How Did David Coleman Persuade a Nation
To Drop All Things Beautiful From Schools?
I imagine if David Coleman were to value a diamond, he would base its worth solely on the fact that it’s the hardest substance in nature. The diamond’s beauty, its way of bringing people joy, or its history as the symbol of eternal romance, would not matter to Coleman. Just so long as the darn rock can drill through some stuff. That’s how he thinks about reading and writing.
This is why he has gotten rid of all things beautiful in education:
- No more cursive.
- No more traditional math.
- Very little classic literature, to make room for mostly informational text.
- Informational texts to include insulation manuals and Executive Orders, in the English classroom.
That’s Common Core. The perfect lockstep methodology for delivering whatever the person or people at the top consider to be appropriate for the rest of the nation. A potential propaganda machine with no amendability by local voices. It’s under copyright by the “sole developers,” the National Governors’ Association (NGA) and the Council of Chief State School Officers (CCSSO).
And the Common Core English standards were produced under the direction of David Coleman, who moved from being the national standards leader to being president of the College Board in one fell swoop.
Is this the man you want leading a nation’s educational standards?
Not me. In fact, I don’t want any one man having that much power over so many.
Remember back in B.C.C.? Before Common Core? We used to determine standards locally, not top-down from Washington. We were free to soar as high as Massachusetts, or to fail as badly as the worst of the worst. It was up to us.
It seemed almost that we remembered the spirit of the Constitution, the spirit of independence and local power, once upon that pre-common core time. The promoters of Common Core continue to claim it’s a grass-roots, state-led initiative. But who can honestly see it that way, when nobody even knew about Common Core until the elite groups that produced it, had already sold it to governors and state school boards without a public vote or any kind of vetting by the average teacher, parent or principal? It was an under-the-radar sneaky move that nationalized American education just like any other socialist nation’s educational system. And we are stuck with it, until enough people tell their school boards and governors NO.
As for David Coleman, he’s not a teacher and never has been. Somehow he still managed to acquire the job of central architect of the now mostly-national Common Core English Standards –and also, to repeat, to drill the fact into our collective conscious– he became president of the College Board and he is now aligning the Common Core standards with college entrance exams. Yes, the SAT.
My purpose for writing today is not to figure out how he wormed his way to such positions of power without any teaching experience.
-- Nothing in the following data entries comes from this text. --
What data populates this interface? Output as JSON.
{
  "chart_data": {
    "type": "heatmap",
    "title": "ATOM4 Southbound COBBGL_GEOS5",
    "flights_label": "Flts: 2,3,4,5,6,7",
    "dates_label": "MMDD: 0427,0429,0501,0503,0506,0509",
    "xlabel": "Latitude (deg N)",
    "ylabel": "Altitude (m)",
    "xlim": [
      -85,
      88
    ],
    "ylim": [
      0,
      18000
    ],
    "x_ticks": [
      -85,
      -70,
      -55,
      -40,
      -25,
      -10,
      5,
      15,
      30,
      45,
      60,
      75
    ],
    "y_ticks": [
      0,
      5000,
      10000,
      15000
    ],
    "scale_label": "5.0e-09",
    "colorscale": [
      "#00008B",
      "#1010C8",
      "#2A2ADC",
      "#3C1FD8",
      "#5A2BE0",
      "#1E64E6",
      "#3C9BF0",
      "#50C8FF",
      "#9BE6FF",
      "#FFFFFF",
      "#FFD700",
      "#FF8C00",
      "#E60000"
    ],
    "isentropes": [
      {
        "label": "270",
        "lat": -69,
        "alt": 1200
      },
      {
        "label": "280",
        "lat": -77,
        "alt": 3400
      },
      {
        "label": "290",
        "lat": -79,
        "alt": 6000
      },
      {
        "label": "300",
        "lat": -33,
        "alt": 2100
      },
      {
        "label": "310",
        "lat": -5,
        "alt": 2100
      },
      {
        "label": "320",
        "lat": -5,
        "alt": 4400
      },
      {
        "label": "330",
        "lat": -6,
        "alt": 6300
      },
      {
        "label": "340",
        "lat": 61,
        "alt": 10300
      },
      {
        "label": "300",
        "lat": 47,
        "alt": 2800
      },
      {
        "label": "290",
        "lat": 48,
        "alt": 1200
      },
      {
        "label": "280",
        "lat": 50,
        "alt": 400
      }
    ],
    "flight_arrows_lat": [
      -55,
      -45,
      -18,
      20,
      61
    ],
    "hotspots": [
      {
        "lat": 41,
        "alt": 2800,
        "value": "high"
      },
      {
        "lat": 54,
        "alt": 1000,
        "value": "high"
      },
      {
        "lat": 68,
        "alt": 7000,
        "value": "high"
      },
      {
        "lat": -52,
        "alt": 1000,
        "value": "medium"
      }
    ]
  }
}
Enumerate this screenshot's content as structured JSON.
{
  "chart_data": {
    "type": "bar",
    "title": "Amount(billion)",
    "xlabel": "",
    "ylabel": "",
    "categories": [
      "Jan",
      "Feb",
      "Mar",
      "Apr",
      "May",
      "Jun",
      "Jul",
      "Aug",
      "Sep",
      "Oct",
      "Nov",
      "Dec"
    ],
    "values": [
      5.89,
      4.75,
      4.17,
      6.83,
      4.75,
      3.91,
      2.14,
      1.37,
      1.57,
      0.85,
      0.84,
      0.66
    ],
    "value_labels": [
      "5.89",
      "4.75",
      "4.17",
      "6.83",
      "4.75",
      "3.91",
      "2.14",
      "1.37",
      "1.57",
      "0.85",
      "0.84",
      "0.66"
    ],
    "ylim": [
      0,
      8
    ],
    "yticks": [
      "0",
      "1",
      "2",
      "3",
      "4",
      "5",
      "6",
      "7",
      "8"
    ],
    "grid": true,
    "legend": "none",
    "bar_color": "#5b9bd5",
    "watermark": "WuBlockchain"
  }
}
My purpose is to ponder the unlovely place he’s taking us, to shake us up and help us to see that he’s wrecking the beauty and effectiveness of real education.
The absolutely least lovely comment I’ve ever heard from any educator, ever, came from David Coleman:
“As you grow up in this world you realize that people really don’t give a shit about what you feel or what you think… it is rare in a working environment that someone says, ‘Johnson I need a market analysis by Friday but before that I need a compelling account of your childhood.’ That is rare”
It’s on this very short video clip:
What kind of legitimate educator would speak so narrowly about the purposes and benefits of writing narratively? Such a dreary-minded, utilitarian philosopher should not be honored with the leading of our nation’s K-12 –and now, also, our nation’s university– environment.